De acordo com as pesquisas, 14,5% das mulheres e 6,4% dos homens na França foram vítimas de abusos sexuais antes de atingirem a maioridade. Dos que foram vítimas antes dos 15 anos, 47% sofreram abusos no seio da família. Os outros ambientes mais comuns são alguma instituição (escola, igreja, equipe esportiva, etc.), com 25%, e o entorno próximo (amigos da família ou próprios, colegas de classe, vizinhos, etc.), com 22%. É menos comum que o agressor seja um desconhecido e o cenário seja o espaço público: 17% dos casos, proporção semelhante à encontrada pela pesquisa encomendada para o relatório do Defensor do Povo da Espanha sobre os abusos na Igreja Católica. (Os percentuais somam mais de 100% devido às pessoas que sofreram abusos em mais de um ambiente.)

Existem diferenças significativas entre os sexos. No seio da família, há mais casos entre as meninas (51% das que relatam ter sofrido abusos) do que entre os meninos (36%). Em particular, um terço delas afirmam ter sido abusadas durante a adolescência pelo padrasto ou novo companheiro da mãe. Por outro lado, os meninos estão super-representados entre as vítimas de abuso em uma instituição.

Quanto mais próximo o agressor, mais perigoso

O relatório da CIIVISE destaca que, quanto mais próximo o agressor da vítima, os abusos começam em uma idade mais jovem, duram mais, há mais reincidência, as vítimas falam em menor proporção e mais tarde, e menos casos chegam aos tribunais. E é na família que ocorre a proximidade.

Assim, os abusos começam antes dos 10 anos de idade em metade de todos os casos, e em três quartos daqueles que ocorrem na família; aqueles que duram mais de cinco anos representam um quarto de todos os casos e metade dos familiares. A maior proporção de abusos repetidos ocorre no ambiente familiar: 62%, à frente da igreja (59%) e da escola (58%).

Daqueles que sofreram abusos na família, apenas 9% os comunicam imediatamente, em comparação com 40% dos abusados no espaço público. Inversamente, 62% dos primeiros e 29% dos segundos demoram mais de dez anos para falar. Também há diferença entre os sexos: os homens guardam mais silêncio do que as mulheres.

Sobre os menores que falam, o relatório chega a uma conclusão importante: "Geralmente, a criança é acreditada, mas não é protegida", ou seja, quem a ouve quase sempre leva a sério, mas geralmente não faz o necessário para interromper os abusos. Dentro dessa tendência geral, destacam-se, no entanto, os bons ofícios das mães: são as que mais recebem confidências (dois em cada três) e também as que mais agem (sete casos em cada dez).

Em torno da revolução sexual dos anos 1960, houve uma "ofensiva pedófila" que justificou as relações com menores em nome do desejo e da emancipação das crianças.

Em relação aos abusos na família, eles são os que menos chegam aos tribunais.

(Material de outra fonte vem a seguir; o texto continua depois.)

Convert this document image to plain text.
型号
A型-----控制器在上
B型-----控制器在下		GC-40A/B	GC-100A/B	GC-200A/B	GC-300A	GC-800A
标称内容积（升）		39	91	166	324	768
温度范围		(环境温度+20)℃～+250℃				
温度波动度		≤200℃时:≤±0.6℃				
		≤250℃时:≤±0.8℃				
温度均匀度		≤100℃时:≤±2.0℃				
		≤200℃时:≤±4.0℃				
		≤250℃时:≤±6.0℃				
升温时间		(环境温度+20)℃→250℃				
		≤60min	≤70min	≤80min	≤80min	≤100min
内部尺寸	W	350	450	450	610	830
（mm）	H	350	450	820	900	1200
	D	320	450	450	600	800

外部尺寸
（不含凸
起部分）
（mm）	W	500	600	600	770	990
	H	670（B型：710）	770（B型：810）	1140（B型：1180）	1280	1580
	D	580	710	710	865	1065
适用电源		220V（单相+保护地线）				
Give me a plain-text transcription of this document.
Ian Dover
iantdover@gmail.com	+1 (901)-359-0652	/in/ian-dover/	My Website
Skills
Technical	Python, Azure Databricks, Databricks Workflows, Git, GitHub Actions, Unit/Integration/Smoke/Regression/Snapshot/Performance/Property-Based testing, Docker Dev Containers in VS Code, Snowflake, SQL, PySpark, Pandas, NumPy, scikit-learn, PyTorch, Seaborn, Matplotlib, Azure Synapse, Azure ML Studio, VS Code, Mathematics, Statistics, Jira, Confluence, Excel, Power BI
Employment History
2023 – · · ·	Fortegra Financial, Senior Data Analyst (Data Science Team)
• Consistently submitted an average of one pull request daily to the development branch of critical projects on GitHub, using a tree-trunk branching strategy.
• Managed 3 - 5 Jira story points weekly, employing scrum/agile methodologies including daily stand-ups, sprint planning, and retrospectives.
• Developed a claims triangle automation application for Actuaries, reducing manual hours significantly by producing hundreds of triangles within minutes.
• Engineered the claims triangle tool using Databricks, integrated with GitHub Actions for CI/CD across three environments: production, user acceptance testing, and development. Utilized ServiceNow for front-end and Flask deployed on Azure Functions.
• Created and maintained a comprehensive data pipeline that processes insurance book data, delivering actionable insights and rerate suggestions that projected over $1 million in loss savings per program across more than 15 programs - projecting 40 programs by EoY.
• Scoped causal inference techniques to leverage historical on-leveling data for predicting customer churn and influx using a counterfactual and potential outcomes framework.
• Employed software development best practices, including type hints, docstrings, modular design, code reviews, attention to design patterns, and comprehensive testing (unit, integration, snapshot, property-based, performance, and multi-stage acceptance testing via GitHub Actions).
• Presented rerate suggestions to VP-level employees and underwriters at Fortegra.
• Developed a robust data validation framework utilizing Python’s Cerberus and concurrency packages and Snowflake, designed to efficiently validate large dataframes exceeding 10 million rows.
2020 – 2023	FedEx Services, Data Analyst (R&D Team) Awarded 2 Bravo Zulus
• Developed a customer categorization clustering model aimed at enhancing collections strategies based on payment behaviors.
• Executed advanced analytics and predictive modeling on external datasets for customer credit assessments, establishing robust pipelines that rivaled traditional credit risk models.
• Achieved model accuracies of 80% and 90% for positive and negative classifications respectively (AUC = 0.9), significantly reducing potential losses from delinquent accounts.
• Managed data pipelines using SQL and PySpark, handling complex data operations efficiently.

Embora representem quase metade do total, correspondem a 32% das denúncias. O relatório estima que 88% não são denunciados, em comparação com 81% de qualquer tipo de abuso. Os casos julgados que resultam em condenação são um em cada seis do total, mas apenas um em cada dez no âmbito familiar.

Quanto aos agressores no seio da família, os mais comuns (29%) são parentes em terceiro ou quarto grau, liderados pelos tios, seguidos pelos primos, avós, etc. Os pais e irmãos representam 18%.

A sombra de 68

O relatório não apresenta uma cronologia dos abusos que permita saber em quais épocas ocorreram mais e se a tendência é ascendente ou descendente. Mas em uma seção intitulada "A ofensiva pedófila", destaca-se a influência da revolução sexual em torno de maio de 1968. Naquele contexto, disseminou-se um discurso que justificou o tratamento sexual com menores invocando "a libertação da criança do jugo da dominação por parte dos adultos (...) especialmente no campo da sexualidade".

A defesa da "sexualidade com menores", em nome da liberdade sexual, disseminou-se por meio de uma literatura que impôs uma interpretação das relações sexuais entre adultos e menores baseada no desejo, e não mais na moralidade. Autores como André Gide, Henry de Montherlant ou Gabriel Matzneff, para citar apenas alguns, promoveram o que hoje é consensualmente definido como pedocriminalidade. (Sobre o caso de Matzneff, recomenda-se o livro 'O Consentimento', de Vanessa Springora).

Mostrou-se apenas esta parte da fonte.